‘(4A)A person appointed under subsection (4)(d) must be a person who the court is satisfied has appropriate training and qualifications in, and experience of, animal welfare in order to carry out the directions.’.
Reading my notes on the amendment, it seems that we have had most of the debate, so I shall keep my comments short. I seek to ensure that when a matter comes to the law courts, the welfare of the animals is put first in all circumstances. Subsection 4(d) gives the courts the power to appoint a person to carry out the directions that it has ordered. The amendment will ensure that that person is properly qualified. The person will become the animal’s guardian, so they will fall under the duty of care in the Bill. We have heard that from the Minister; my amendment is a way to ensure that such a provision is in the Bill. I understand why the Minister may not want that to happen, but in the circumstances it is probably worth having this debate, so that an animal that has experienced trauma or cruelty will be looked after by someone who is properly qualified and possessed of the skills to deliver that care.
Again, I shall be brief. To rehearse and synthesise earlier arguments, I am not sure whether the Bill is the right place to go into detail about what is implied by “animal welfare inspectors”. However, through secondary legislation or at least a code of practice, we will need subsequent clarification about the experience and qualifications that such people should bring to bear. I imagine that it will link with the veterinary surgeons Bill, which, as I said on Second Reading, I hope the Government introduce rapidly. We did not spend much time discussing that subject during the Select Committee proceedings. I hope that the Minister has something to say about what the Government have in mind, so that we know where we are going with the issue.

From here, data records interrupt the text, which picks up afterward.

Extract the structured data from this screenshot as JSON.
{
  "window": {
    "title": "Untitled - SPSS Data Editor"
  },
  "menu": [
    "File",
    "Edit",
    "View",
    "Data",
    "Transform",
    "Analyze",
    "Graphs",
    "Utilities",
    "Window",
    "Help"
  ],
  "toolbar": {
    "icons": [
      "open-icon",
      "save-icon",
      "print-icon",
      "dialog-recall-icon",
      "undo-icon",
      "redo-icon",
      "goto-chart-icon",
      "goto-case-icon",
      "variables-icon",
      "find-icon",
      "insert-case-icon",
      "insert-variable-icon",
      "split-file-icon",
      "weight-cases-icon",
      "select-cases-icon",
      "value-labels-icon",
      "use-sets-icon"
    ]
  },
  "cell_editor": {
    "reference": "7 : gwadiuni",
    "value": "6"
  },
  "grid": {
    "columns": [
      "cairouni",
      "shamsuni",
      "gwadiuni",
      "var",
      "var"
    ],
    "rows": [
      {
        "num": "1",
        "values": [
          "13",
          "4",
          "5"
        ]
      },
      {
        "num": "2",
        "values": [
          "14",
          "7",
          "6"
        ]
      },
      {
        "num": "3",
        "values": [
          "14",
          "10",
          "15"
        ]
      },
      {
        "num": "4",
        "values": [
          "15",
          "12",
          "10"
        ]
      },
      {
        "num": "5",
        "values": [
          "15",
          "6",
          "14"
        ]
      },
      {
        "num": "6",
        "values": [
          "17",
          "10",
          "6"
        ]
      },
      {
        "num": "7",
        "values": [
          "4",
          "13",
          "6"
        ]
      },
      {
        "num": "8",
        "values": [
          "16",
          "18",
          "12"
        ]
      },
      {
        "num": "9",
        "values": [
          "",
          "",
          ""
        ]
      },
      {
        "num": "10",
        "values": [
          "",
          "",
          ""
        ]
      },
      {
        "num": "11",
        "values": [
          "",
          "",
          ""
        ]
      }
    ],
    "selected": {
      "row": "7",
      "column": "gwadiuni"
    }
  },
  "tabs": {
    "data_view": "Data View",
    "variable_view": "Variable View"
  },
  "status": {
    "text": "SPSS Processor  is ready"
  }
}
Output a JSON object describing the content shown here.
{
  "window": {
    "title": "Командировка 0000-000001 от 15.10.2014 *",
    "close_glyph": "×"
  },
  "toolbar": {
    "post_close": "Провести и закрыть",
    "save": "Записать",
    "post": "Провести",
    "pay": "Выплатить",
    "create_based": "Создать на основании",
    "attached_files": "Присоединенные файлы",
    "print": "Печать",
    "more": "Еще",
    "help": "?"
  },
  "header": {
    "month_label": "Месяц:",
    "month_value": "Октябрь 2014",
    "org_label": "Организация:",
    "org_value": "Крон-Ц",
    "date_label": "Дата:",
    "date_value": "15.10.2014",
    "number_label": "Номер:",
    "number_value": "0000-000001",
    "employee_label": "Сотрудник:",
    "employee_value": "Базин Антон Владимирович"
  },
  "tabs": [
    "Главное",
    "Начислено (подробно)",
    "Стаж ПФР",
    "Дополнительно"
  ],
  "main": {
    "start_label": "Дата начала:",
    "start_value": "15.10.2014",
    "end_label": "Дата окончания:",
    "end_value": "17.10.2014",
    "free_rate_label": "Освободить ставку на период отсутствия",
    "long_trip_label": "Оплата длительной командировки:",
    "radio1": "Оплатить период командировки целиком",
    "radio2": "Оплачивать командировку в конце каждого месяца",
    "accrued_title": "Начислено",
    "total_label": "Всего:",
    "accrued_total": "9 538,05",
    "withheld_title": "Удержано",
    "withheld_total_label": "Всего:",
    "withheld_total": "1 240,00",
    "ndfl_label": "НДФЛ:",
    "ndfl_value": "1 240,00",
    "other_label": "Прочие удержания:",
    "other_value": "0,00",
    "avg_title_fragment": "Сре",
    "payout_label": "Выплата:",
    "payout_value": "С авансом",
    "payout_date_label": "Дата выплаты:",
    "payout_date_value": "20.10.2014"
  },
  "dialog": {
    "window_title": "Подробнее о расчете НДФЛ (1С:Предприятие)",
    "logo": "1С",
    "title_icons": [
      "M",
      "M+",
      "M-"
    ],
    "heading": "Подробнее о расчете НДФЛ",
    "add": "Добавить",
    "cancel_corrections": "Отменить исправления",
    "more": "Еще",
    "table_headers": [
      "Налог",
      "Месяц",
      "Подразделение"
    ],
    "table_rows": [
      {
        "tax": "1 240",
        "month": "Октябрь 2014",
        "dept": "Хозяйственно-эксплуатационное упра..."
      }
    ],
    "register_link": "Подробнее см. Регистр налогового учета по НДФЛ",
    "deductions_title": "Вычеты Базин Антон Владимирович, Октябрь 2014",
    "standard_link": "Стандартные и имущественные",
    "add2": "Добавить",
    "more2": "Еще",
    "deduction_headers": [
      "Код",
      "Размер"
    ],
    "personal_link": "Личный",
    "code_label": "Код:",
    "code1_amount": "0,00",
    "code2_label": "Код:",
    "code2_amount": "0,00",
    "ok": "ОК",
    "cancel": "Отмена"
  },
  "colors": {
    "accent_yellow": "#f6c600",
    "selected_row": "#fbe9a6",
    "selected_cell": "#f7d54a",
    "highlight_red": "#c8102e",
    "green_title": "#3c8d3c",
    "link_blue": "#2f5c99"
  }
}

We have discussed the issue before, and although we agree that a court should appoint the most appropriate person, it is not necessary to include that provision in the Bill to achieve that goal. The person appointed would temporarily be responsible for the animal and therefore subject to the welfare offence, and I reassure hon. Members that, should it become obvious that the absence of that requirement was causing animal welfare problems, we would issue appropriate guidance to the courts. I urge the hon. Member for Leominster to withdraw his amendment.